Intrigued by the potential of this largely untapped market, crypto veterans such as Cumberland Mining founder Mike Komaransky, Bitcoin Core developer Jimmy Song and the crypto wallet startup Breadwallet, have all invested in the Bahrain-based startup. (Rain would not disclose how much it has raised.)
Further, Rain has tapped Joseph Dallago, an alumnus of the crypto wallet startup Abra, to be its CEO.
But while BitOasis (which did not respond to several requests for comment) has focused on building an active user base among retail investors, the Rain founders have been meeting with institutional players throughout the region, from bankers to regulators, seeking their support.
They faced an uphill battle. Kuwaiti regulators have essentially banned institutional traders from working with cryptocurrencies. Meanwhile, the Saudi Arabian Monetary Authority asserted in August 2018 that “no parties or individuals are licensed” to trade bitcoin in the kingdom.
“The primary concerns with the regulators in Saudi Arabia is with unregistered entities,” Rain co-founder Almoaiqel told CoinDesk. “Some of the regulators are not aware that bitcoin payments are not really anonymous and there are ways to track these.”
After months of educating regulators about the know-your-customer and anti-money-laundering standards applied by Western exchanges, which it plans to follow, Rain says it has secured banking partners to allow fiat-on ramps in all the local Gulf currencies.
“It’s been a long journey educating our different regulators and partners,” Badawy said.
But Rain has also been fortunate in that “Bahrain is a really advanced and progressive regulator in the region,” Almoaiqel said. And the sandbox environment allowed the company to show the Central Bank of Bahrain how it would operate while limiting the damage should something go wrong.
“Whatever goes into a sandbox is designed to be small enough to fail, so that if it doesn’t work out there is remediation available,” noted John Collins, a partner at the advisory firm FS Vector in Washington, D.C. and former head of policy and government affairs at Coinbase.
Aside from giving startups “a safe space to work with regulators,” Collins said, sandbox programs around the world are creating “regulatory bridges” across jurisdictions, such as the cooperation between the U.S. Commodity Futures Trading Commission and the U.K. Financial Conduct Authority.
“That’s another added benefit, especially for crypto exchanges,” Collins told CoinDesk. “If you are able to be in a sandbox but interacting with any number of different regions at the same time, that is a uniquely good fit for a crypto product.”
Across the Gulf, crypto adoption has been slow to take root compared to Middle Eastern countries like Turkey and Israel. Yet Rain CEO Dallago told CoinDesk people in the Gulf often value universal assets, such as precious metals, far more than retail investors in Western markets.
“We feel like the regional tastes really match up with the characteristics of bitcoin,” Dallago said. “There’s a lot of pent up demand in the region.”
Further, Almoaiqel said, “remittance is a huge use case here.
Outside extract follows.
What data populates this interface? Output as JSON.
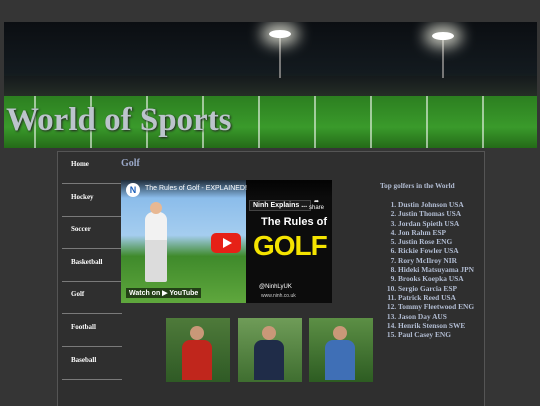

The region has a high population of foreign workers.” Indeed, immigrants and expats reportedly make up more than half the population of the Gulf countries except Saudi Arabia.
Still, it’s hard to say how much demand there really is given the precarious regulatory climate. The peer-to-peer exchange LocalBitcoins facilitated just $266,634 worth of Saudi bitcoin trades the second week of September, volumes comparable to neighboring countries like the United Arab Emirates. This is a pittance in contrast to places like Argentina, which saw $6.9 million worth of LocalBitcoins transactions the same week.
On the other hand, many believe that broader education in the Gulf could tip this scale. So Rain’s co-founders are organizing dozens of local bitcoin meetups from Kuwait to Saudi Arabia, including an event at the Bahrain Fintech Bay headquarters that attracted around 50 participants in July.
“The point of these meetups is to educate people in the region about the benefits of digital currency,” Almoaiqel said, concluding:
“It’s our duty to counterbalance all the negative news about cryptocurrency scams.”